The weighted change in backbone amide chemical shifts between free dSNF1–101 and RNA-bound dSNF1–101 was calculated as:

$$\Delta \delta = \left[ {\left( {\Delta \delta H^N} \right)^2 + \left( {\left( {\Delta \delta N} \right)^2 \ast n} \right)} \right]^{1/2}$$
(1)

in which ΔδHN and ΔδN are calculated as ΔδHN = (δHN(wt)−δHN(mutant)) and similarly Δδ15N = (δ15N(wt)−δ15N(mutant)) in parts per million (ppm) of the magnetic field. n = 0.154 is a standard normalization factor that allows the combination of the 1H and 15N chemical shift ranges.
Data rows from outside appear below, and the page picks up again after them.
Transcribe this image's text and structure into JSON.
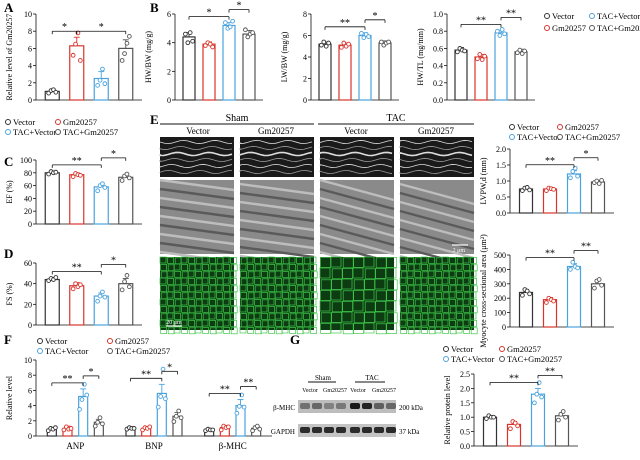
{
  "colors": {
    "vector": "#333333",
    "gm": "#d9342b",
    "tac": "#4aa3df",
    "tacgm": "#555555",
    "echo_bg": "#1a1a1a",
    "em_bg": "#8a8a8a",
    "if_bg": "#0d3b12",
    "if_fg": "#3fc84a"
  },
  "legend_labels": {
    "vector": "Vector",
    "gm": "Gm20257",
    "tac": "TAC+Vector",
    "tacgm": "TAC+Gm20257"
  },
  "panels": {
    "A": "A",
    "B": "B",
    "C": "C",
    "D": "D",
    "E": "E",
    "F": "F",
    "G": "G"
  },
  "images": {
    "sham": "Sham",
    "tac": "TAC",
    "vector": "Vector",
    "gm": "Gm20257",
    "scale_bar_em": "2 μm",
    "scale_bar_if": "20 μm"
  },
  "western": {
    "sham": "Sham",
    "tac": "TAC",
    "vector": "Vector",
    "gm": "Gm20257",
    "bands": [
      {
        "name": "β-MHC",
        "kda": "200 kDa"
      },
      {
        "name": "GAPDH",
        "kda": "37 kDa"
      }
    ]
  },
  "chart_data": [
    {
      "id": "A",
      "type": "bar",
      "ylabel": "Relative level of Gm20257",
      "ylim": [
        0,
        10
      ],
      "yticks": [
        "0",
        "2",
        "4",
        "6",
        "8",
        "10"
      ],
      "values": [
        1.0,
        6.3,
        2.5,
        6.0
      ],
      "errors": [
        0.2,
        1.0,
        0.8,
        1.0
      ],
      "points": [
        [
          0.8,
          1.1,
          1.2,
          0.9
        ],
        [
          5.2,
          6.5,
          7.8,
          4.6
        ],
        [
          1.7,
          2.3,
          3.6,
          1.9
        ],
        [
          4.6,
          5.4,
          6.6,
          7.4
        ]
      ],
      "sig": [
        {
          "from": 0,
          "to": 1,
          "label": "*",
          "level": 0
        },
        {
          "from": 1,
          "to": 3,
          "label": "*",
          "level": 0
        }
      ]
    },
    {
      "id": "B1",
      "type": "bar",
      "ylabel": "HW/BW (mg/g)",
      "ylim": [
        0,
        6
      ],
      "yticks": [
        "0",
        "2",
        "4",
        "6"
      ],
      "values": [
        4.4,
        3.9,
        5.2,
        4.6
      ],
      "errors": [
        0.3,
        0.15,
        0.2,
        0.25
      ],
      "points": [
        [
          4.6,
          4.0,
          4.7,
          4.1
        ],
        [
          3.8,
          4.0,
          3.9,
          3.7
        ],
        [
          5.4,
          5.0,
          5.1,
          5.5
        ],
        [
          4.9,
          4.4,
          4.6,
          4.7
        ]
      ],
      "sig": [
        {
          "from": 0,
          "to": 2,
          "label": "*",
          "level": 0
        },
        {
          "from": 2,
          "to": 3,
          "label": "*",
          "level": 1
        }
      ]
    },
    {
      "id": "B2",
      "type": "bar",
      "ylabel": "LW/BW (mg/g)",
      "ylim": [
        0,
        8
      ],
      "yticks": [
        "0",
        "2",
        "4",
        "6",
        "8"
      ],
      "values": [
        5.2,
        5.1,
        6.0,
        5.3
      ],
      "errors": [
        0.2,
        0.2,
        0.25,
        0.2
      ],
      "points": [
        [
          5.1,
          5.4,
          5.0,
          5.3
        ],
        [
          4.9,
          5.3,
          5.0,
          5.2
        ],
        [
          6.2,
          5.8,
          6.1,
          5.9
        ],
        [
          5.4,
          5.1,
          5.3,
          5.4
        ]
      ],
      "sig": [
        {
          "from": 0,
          "to": 2,
          "label": "**",
          "level": 0
        },
        {
          "from": 2,
          "to": 3,
          "label": "*",
          "level": 1
        }
      ]
    },
    {
      "id": "B3",
      "type": "bar",
      "ylabel": "HW/TL (mg/mm)",
      "ylim": [
        0,
        1.0
      ],
      "yticks": [
        "0.0",
        "0.2",
        "0.4",
        "0.6",
        "0.8",
        "1.0"
      ],
      "values": [
        0.58,
        0.5,
        0.78,
        0.56
      ],
      "errors": [
        0.03,
        0.03,
        0.03,
        0.03
      ],
      "points": [
        [
          0.56,
          0.6,
          0.58,
          0.57
        ],
        [
          0.48,
          0.53,
          0.47,
          0.51
        ],
        [
          0.8,
          0.75,
          0.82,
          0.77
        ],
        [
          0.55,
          0.58,
          0.54,
          0.57
        ]
      ],
      "sig": [
        {
          "from": 0,
          "to": 2,
          "label": "**",
          "level": 0
        },
        {
          "from": 2,
          "to": 3,
          "label": "**",
          "level": 1
        }
      ]
    },
    {
      "id": "C",
      "type": "bar",
      "ylabel": "EF (%)",
      "ylim": [
        0,
        100
      ],
      "yticks": [
        "0",
        "20",
        "40",
        "60",
        "80",
        "100"
      ],
      "values": [
        80,
        77,
        58,
        73
      ],
      "errors": [
        3,
        3,
        4,
        4
      ],
      "points": [
        [
          78,
          82,
          80,
          81
        ],
        [
          74,
          79,
          77,
          76
        ],
        [
          52,
          60,
          63,
          57
        ],
        [
          68,
          75,
          78,
          72
        ]
      ],
      "sig": [
        {
          "from": 0,
          "to": 2,
          "label": "**",
          "level": 0
        },
        {
          "from": 2,
          "to": 3,
          "label": "*",
          "level": 1
        }
      ]
    },
    {
      "id": "D",
      "type": "bar",
      "ylabel": "FS (%)",
      "ylim": [
        0,
        60
      ],
      "yticks": [
        "0",
        "20",
        "40",
        "60"
      ],
      "values": [
        44,
        38,
        28,
        40
      ],
      "errors": [
        2,
        3,
        3,
        5
      ],
      "points": [
        [
          43,
          45,
          44,
          46
        ],
        [
          35,
          40,
          37,
          39
        ],
        [
          23,
          28,
          32,
          27
        ],
        [
          34,
          42,
          48,
          37
        ]
      ],
      "sig": [
        {
          "from": 0,
          "to": 2,
          "label": "**",
          "level": 0
        },
        {
          "from": 2,
          "to": 3,
          "label": "*",
          "level": 1
        }
      ]
    },
    {
      "id": "E1",
      "type": "bar",
      "ylabel": "LVPW,d (mm)",
      "ylim": [
        0,
        2.0
      ],
      "yticks": [
        "0.0",
        "0.5",
        "1.0",
        "1.5",
        "2.0"
      ],
      "values": [
        0.75,
        0.75,
        1.22,
        0.97
      ],
      "errors": [
        0.06,
        0.05,
        0.1,
        0.05
      ],
      "points": [
        [
          0.7,
          0.78,
          0.8,
          0.72
        ],
        [
          0.7,
          0.78,
          0.76,
          0.74
        ],
        [
          1.1,
          1.3,
          1.4,
          1.15
        ],
        [
          0.95,
          1.0,
          0.92,
          1.02
        ]
      ],
      "sig": [
        {
          "from": 0,
          "to": 2,
          "label": "**",
          "level": 0
        },
        {
          "from": 2,
          "to": 3,
          "label": "*",
          "level": 1
        }
      ]
    },
    {
      "id": "E2",
      "type": "bar",
      "ylabel": "Myocyte cross-sectional area (μm²)",
      "ylim": [
        0,
        500
      ],
      "yticks": [
        "0",
        "100",
        "200",
        "300",
        "400",
        "500"
      ],
      "values": [
        240,
        190,
        420,
        300
      ],
      "errors": [
        20,
        15,
        20,
        30
      ],
      "points": [
        [
          220,
          260,
          250,
          230
        ],
        [
          170,
          200,
          190,
          180
        ],
        [
          400,
          450,
          420,
          410
        ],
        [
          270,
          320,
          330,
          290
        ]
      ],
      "sig": [
        {
          "from": 0,
          "to": 2,
          "label": "**",
          "level": 0
        },
        {
          "from": 2,
          "to": 3,
          "label": "**",
          "level": 1
        }
      ]
    },
    {
      "id": "F",
      "type": "bar",
      "ylabel": "Relative level",
      "ylim": [
        0,
        10
      ],
      "yticks": [
        "0",
        "2",
        "4",
        "6",
        "8",
        "10"
      ],
      "categories": [
        "ANP",
        "BNP",
        "β-MHC"
      ],
      "values": [
        [
          0.9,
          1.0,
          5.2,
          1.8
        ],
        [
          1.0,
          1.0,
          5.6,
          2.6
        ],
        [
          0.8,
          1.1,
          4.0,
          1.0
        ]
      ],
      "errors": [
        [
          0.2,
          0.3,
          1.0,
          0.4
        ],
        [
          0.2,
          0.2,
          1.2,
          0.5
        ],
        [
          0.2,
          0.3,
          0.8,
          0.3
        ]
      ],
      "points": [
        [
          [
            0.7,
            1.0,
            0.9,
            1.1
          ],
          [
            0.8,
            1.2,
            0.9,
            1.0
          ],
          [
            3.5,
            4.8,
            6.8,
            5.4
          ],
          [
            1.3,
            1.8,
            2.4,
            1.6
          ]
        ],
        [
          [
            0.9,
            1.1,
            1.0,
            1.0
          ],
          [
            0.8,
            1.1,
            1.0,
            1.2
          ],
          [
            3.8,
            5.2,
            8.8,
            4.9
          ],
          [
            1.9,
            2.6,
            3.3,
            2.4
          ]
        ],
        [
          [
            0.7,
            0.9,
            0.8,
            0.8
          ],
          [
            0.8,
            1.3,
            1.1,
            1.2
          ],
          [
            3.0,
            3.9,
            5.4,
            3.8
          ],
          [
            0.7,
            1.1,
            1.3,
            0.9
          ]
        ]
      ],
      "sig": [
        [
          {
            "from": 0,
            "to": 2,
            "label": "**"
          },
          {
            "from": 2,
            "to": 3,
            "label": "*"
          }
        ],
        [
          {
            "from": 0,
            "to": 2,
            "label": "**"
          },
          {
            "from": 2,
            "to": 3,
            "label": "*"
          }
        ],
        [
          {
            "from": 0,
            "to": 2,
            "label": "**"
          },
          {
            "from": 2,
            "to": 3,
            "label": "**"
          }
        ]
      ]
    },
    {
      "id": "G",
      "type": "bar",
      "ylabel": "Relative protein level",
      "ylim": [
        0,
        2.5
      ],
      "yticks": [
        "0.0",
        "0.5",
        "1.0",
        "1.5",
        "2.0",
        "2.5"
      ],
      "values": [
        1.0,
        0.75,
        1.8,
        1.05
      ],
      "errors": [
        0.05,
        0.1,
        0.2,
        0.1
      ],
      "points": [
        [
          0.95,
          1.05,
          1.0,
          1.0
        ],
        [
          0.6,
          0.85,
          0.8,
          0.7
        ],
        [
          1.5,
          1.8,
          2.2,
          1.7
        ],
        [
          0.9,
          1.1,
          1.2,
          1.0
        ]
      ],
      "sig": [
        {
          "from": 0,
          "to": 2,
          "label": "**",
          "level": 0
        },
        {
          "from": 2,
          "to": 3,
          "label": "**",
          "level": 1
        }
      ]
    }
  ]
}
Heteronuclear TROSY 15N-{1H} NOE data were acquired in pairs of spectra, one with and one without saturation of the proton resonances. Experiments with proton saturation used a 3 s relaxation delay with 3 s of saturation, while spectra with no saturation used 6 second relaxation delays between scans. Spectra were collected in duplicate, and for each pair, peak intensity ratios (I/I0) were used to calculate the steady-state NOE. Propagation of the base plane noise was used to give the error in the data.
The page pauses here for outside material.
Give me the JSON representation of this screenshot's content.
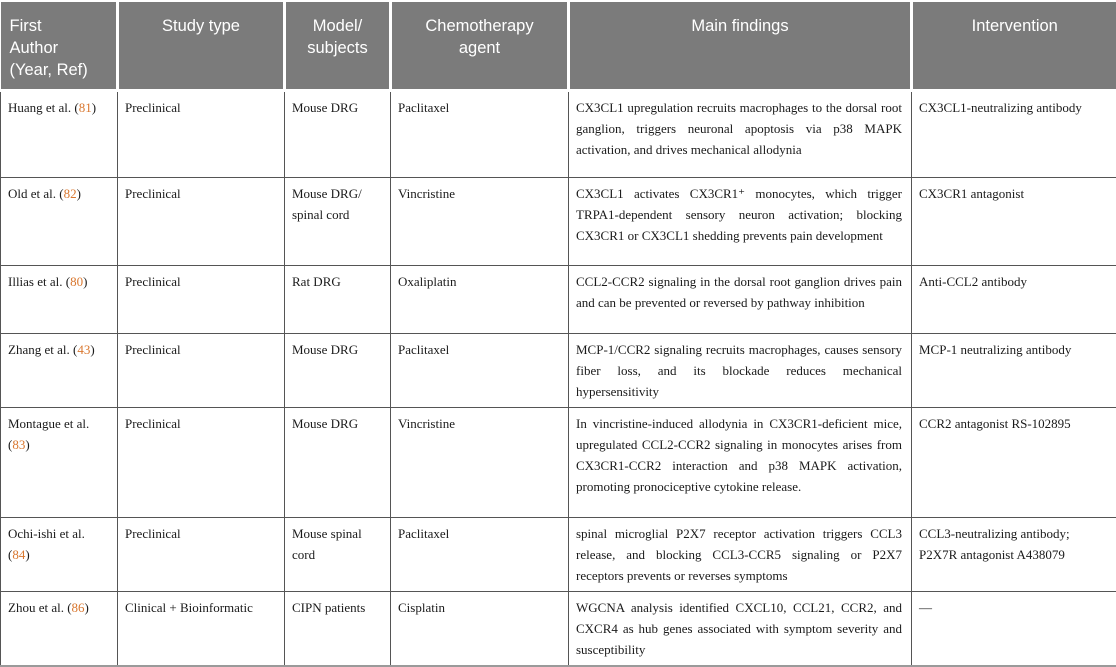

Relaxation dispersion experiments (ΔR2,eff) were acquired at 700 1H MHz and 23 °C using a relaxation-compensated Carr–Purcell–Meiboom–Gill TROSY pulse sequence. Data were collected at two endpoints: at CPMG νCPMG = 50 Hz and νCPMG= 1000 Hz. In addition, two experiments were acquired: at Trelax = 40 ms, and a reference with νCPMG = 0 Hz (i.e., no CPMG interval). For all experiments, the relaxation delay was 2.5 seconds. R2,app values were determined as45:

$$R_{2,{\mathrm{app}}}\left( {{\mathbf{\nu }}_{{\mathrm{CPMG}}}} \right) = - 1/{\mathrm{T}}_{{\mathrm{relax}}} \cdot {\mathbf{ln}}\left[ {{\mathrm{I}}\left( {{\mathbf{\nu }}_{{\mathrm{CPMG}}}} \right)/{\mathrm{I}}_0} \right]$$
(2)

where Trelax = 40 ms is the total time for the CPMG refocusing period, I(νCPMG) is the peak intensity with CPMG refocusing, and I0 is the peak intensity with no refocusing. To measure the contribution to intrinsic R2 from conformational exchange,

$$\Delta {\mathrm{R}}_{2,{\mathrm{eff}}} = {\mathrm{R}}_{2,{\mathrm{app}}}\left( {{\mathbf{\nu }}_{{\mathrm{CPMG}}\;{\mathrm{at}}\;{\mathrm{50Hz}}}} \right)-{\mathrm{R}}_{{\mathrm{2,app}}}\left( {{\mathbf{\nu }}_{{\mathrm{CPMG}}\;{\mathrm{at}}\;{\mathrm{1000Hz}}}} \right)$$
(3)

or, for simplification:

$$\Delta {\mathrm{R}}_{{\mathrm{2,eff}}} = - 1/{\mathrm{T}}_{{\mathrm{relax}}} \cdot {\mathbf{ln}}\left[ {{\mathrm{I}}\left( {{\mathbf{\nu }}_{{\mathrm{CPMG}}\;{\mathrm{at}}\;{\mathrm{1000Hz}}}} \right)/{\mathrm{I}}\left( {{\mathbf{\nu }}_{{\mathrm{CPMG}}\;{\mathrm{at}}\;{\mathrm{50Hz}}}} \right)} \right].$$
(4)

Data availability

The coordinates and structure factor data have been deposited in the Protein Data Bank (www.pdb.org) with the accession codes 6F4I (dSNF1–96), 6F4J (dU2A′-dSNF1–96), 6F4H (dSNF1–96–dU1SLII) and 6F4G (dU2A′–dSNF1–96–dU2SLIV). Other data are available from the corresponding authors upon reasonable request.